To be sure, careful readers of the 2006 Counterinsurgency Field Manualwould have understood many of these lessons already. That edition did reference continuous learning, cultural awareness, and a variety of tools, and its underlying philosophy was pluralistic and pragmatic. Indeed, one of its most famous aphorisms was that "if a tactic works this week, it might not work next week; if it works in this province, it might not work in the next." But in the public imagination and in the policy conversation, these lessons were too often submerged in the context of operations in Iraq and Afghanistan. "Counterinsurgency" came to mean a specific form of nation-building: win-the-population operations that did not necessarily differ from village to village, that didn't take full account of the context. Critics even argued that "counterinsurgency" had become an "intellectual straitjacket" that was preventing policymakers and military leaders from considering all the available options.

The new manual takes the critique seriously and makes points once understated more explicit. It notes that "counterinsurgency is not a substitute for strategy." Rather, "[t]he strategy to counter an insurgency is determined by the ends the U.S. wishes to achieve, the ways it wishes to achieve those ends, and the resources or means it uses to enable those ways."

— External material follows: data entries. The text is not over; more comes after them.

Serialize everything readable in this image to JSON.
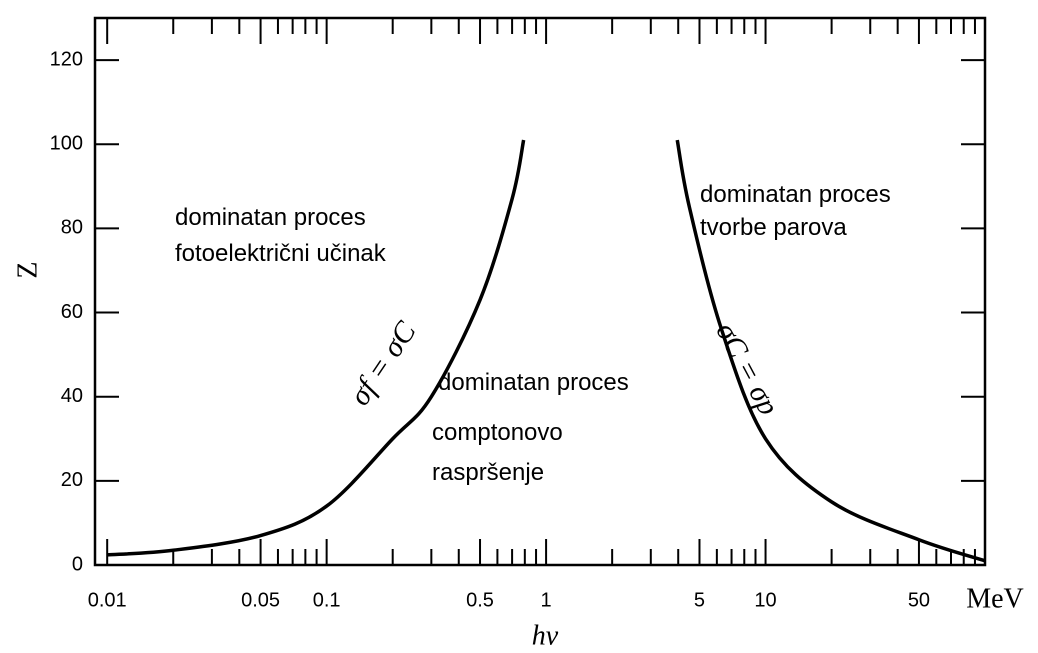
{
  "chart_data": {
    "type": "line",
    "xlabel": "hν",
    "xunit": "MeV",
    "ylabel": "Z",
    "xscale": "log",
    "xlim": [
      0.0088,
      100
    ],
    "ylim": [
      0,
      130
    ],
    "yticks": [
      0,
      20,
      40,
      60,
      80,
      100,
      120
    ],
    "xticks": [
      0.01,
      0.05,
      0.1,
      0.5,
      1,
      5,
      10,
      50
    ],
    "xminor_ticks": [
      0.02,
      0.03,
      0.04,
      0.06,
      0.07,
      0.08,
      0.09,
      0.2,
      0.3,
      0.4,
      0.6,
      0.7,
      0.8,
      0.9,
      2,
      3,
      4,
      6,
      7,
      8,
      9,
      20,
      30,
      40,
      60,
      70,
      80,
      90
    ],
    "color": "#000000",
    "series": [
      {
        "name": "σf = σC",
        "x": [
          0.01,
          0.02,
          0.05,
          0.1,
          0.2,
          0.3,
          0.5,
          0.7,
          0.79
        ],
        "values": [
          2.4,
          3.5,
          7,
          14,
          30,
          40,
          63,
          87,
          101
        ]
      },
      {
        "name": "σC = σp",
        "x": [
          3.96,
          4.5,
          6.3,
          10,
          20,
          50,
          100
        ],
        "values": [
          101,
          85,
          56,
          30,
          15,
          6,
          1
        ]
      }
    ],
    "annotations": [
      [
        "dominatan proces",
        "fotoelektrični učinak"
      ],
      [
        "dominatan proces",
        "comptonovo",
        "raspršenje"
      ],
      [
        "dominatan proces",
        "tvorbe parova"
      ]
    ]
  }
}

There is a saying attributed to the Greek poet Archilochus, "The fox knows many things, but the hedgehog knows one big thing." The drafters of the new manual have embraced the fox. And this is perhaps the most important lesson of the new manual. The hedgehog's mindset is indifferent to context, misses the diversity of tools we have at our disposal, and is insensitive to evidence of (in)effectiveness. When countering insurgencies or making foreign policy more generally, a smart strategy requires foxes.